In my last post I wrote about my problem with writing convincing characters. I said:
I must practice writing characterizations, focus on each character and discover their individual voice. Learn to describe them in ways that captures their mood and emotions in an honest fashion. I must discover the words they would use, the sentences they would say, and the actions they would take.
I have considered using blogging as a solution to this problem. … I could use some of my time blogging to write small scenes and out of context conversations. Vignettes from my world that I may or may not keep.
I received some support for this idea, enough to make me seriously consider it. The problem is that I am uncertain how to begin. This style of writing is foreign to me. My thoughts first leap to my plot, followed by the settings, followed by other concerns that I have typically let take precedence over the characters. The idea of putting some collection of characters together and letting them interact without a broader context is bizarre to me.

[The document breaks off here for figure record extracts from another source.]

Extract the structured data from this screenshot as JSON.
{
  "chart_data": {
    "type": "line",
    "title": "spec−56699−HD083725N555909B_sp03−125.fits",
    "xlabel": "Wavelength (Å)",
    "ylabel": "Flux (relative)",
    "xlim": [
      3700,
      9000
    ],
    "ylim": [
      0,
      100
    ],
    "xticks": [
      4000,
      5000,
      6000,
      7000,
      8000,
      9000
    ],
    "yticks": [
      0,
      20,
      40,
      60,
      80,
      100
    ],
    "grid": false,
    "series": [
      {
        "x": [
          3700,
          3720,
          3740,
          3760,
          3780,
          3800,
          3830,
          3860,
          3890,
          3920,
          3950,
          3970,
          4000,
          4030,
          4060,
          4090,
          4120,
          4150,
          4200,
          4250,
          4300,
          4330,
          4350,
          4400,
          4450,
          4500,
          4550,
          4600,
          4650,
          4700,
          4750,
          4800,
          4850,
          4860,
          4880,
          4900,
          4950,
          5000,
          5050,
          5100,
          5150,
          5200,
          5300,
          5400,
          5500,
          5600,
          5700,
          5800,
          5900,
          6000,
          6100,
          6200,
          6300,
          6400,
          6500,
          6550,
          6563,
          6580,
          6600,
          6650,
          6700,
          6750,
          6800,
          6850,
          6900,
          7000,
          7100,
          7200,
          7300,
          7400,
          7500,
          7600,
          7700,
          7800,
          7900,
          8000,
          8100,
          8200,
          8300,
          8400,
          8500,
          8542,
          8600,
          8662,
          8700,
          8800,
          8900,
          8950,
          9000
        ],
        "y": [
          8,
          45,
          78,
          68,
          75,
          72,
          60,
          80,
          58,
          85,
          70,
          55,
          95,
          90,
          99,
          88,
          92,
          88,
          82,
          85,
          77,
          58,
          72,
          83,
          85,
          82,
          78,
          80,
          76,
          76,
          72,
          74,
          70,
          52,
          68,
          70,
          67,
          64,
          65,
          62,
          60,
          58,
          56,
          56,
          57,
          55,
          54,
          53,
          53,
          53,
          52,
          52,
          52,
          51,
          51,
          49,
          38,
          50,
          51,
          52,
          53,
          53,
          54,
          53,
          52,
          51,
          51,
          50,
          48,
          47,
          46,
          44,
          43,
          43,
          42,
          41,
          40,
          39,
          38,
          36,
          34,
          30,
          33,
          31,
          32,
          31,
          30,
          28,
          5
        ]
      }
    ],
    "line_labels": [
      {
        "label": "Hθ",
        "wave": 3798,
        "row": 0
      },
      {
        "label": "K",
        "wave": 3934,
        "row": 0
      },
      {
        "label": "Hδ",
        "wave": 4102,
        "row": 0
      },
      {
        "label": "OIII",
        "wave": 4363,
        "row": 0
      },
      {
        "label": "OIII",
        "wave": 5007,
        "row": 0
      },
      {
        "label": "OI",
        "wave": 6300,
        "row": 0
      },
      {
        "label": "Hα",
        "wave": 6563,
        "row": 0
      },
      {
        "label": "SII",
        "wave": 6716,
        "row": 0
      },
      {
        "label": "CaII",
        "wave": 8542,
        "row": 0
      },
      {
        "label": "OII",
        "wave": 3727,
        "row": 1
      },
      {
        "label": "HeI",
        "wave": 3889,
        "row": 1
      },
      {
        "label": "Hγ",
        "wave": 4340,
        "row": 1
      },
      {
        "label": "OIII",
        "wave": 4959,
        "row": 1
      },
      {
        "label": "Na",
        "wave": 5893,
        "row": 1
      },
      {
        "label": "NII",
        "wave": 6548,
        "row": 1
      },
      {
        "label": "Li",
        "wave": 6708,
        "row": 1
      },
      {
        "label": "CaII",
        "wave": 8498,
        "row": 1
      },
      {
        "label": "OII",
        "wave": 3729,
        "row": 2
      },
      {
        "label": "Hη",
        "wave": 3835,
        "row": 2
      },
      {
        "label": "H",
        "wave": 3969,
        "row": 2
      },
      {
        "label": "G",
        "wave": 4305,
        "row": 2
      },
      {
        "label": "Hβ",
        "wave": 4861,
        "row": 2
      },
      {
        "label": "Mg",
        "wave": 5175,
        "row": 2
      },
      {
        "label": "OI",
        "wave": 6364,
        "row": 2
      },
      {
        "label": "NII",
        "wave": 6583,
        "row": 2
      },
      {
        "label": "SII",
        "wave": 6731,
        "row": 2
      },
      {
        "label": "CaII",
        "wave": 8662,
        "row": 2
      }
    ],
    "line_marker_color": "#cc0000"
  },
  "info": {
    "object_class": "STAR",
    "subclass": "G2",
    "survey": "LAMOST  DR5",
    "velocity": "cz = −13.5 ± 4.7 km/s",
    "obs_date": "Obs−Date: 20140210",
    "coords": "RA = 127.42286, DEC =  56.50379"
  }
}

Add yet, that is the whole point of the exercise, isn’t it? To break my current paradigm for writing so as to improve my overall skill. To discard old assumptions and start looking at things from a fresh perspective.
This is easier said than done.
As I sit here, flipping through my characters in my head, I find myself paralyzed by indecision. Who do I pick to start with? Do I start with a single character alone? Or should I have two or more in a conversation or perhaps some kind of conflict? Would it be better to focus on major characters first, or to practice with secondary characters instead? Should I try to write a scene already in my head, one I know I will want later? Or should I focus on fixing a scene that I have already written, but which has problems? Or would it be better to focus on something I have no intention of keeping, but which might flesh out the character’s background and behavior? Should I incorporate descriptions of their current setting, or should I leave out such details for now?
I am tempted to write names and ideas on little scraps of paper and throw them together into my hat. That way I could draw one at random and just force myself to write on whatever I pull out. Hardly a great idea, but it would break my current logjam.
Another aspect of my dilemma is that I am a slow writer, prone to editing my work as I am creating it. I tend to analyze each sentence, each word, in an effort to form the right phrase. But what I need to do is capture characters in a visceral way. Analyzing sentences while engaged in that effort seems akin to losing sight of the forest because you spend too much time studying the trees.
And so I dither and instead write a post about the difficulties of making the effort, rather than making the effort itself.
Hopefully by next time I will have a better grasp on how to begin. If not, I may delay the vignettes a bit longer so I can vacillate some more. Certainly I have a host of other topics I can write about. I believe, however, that it is my weakness with characterizations that needs addressing most urgently. It is this problem that keeps my existing chapters from feeling finished. That forces me to edit them again and again.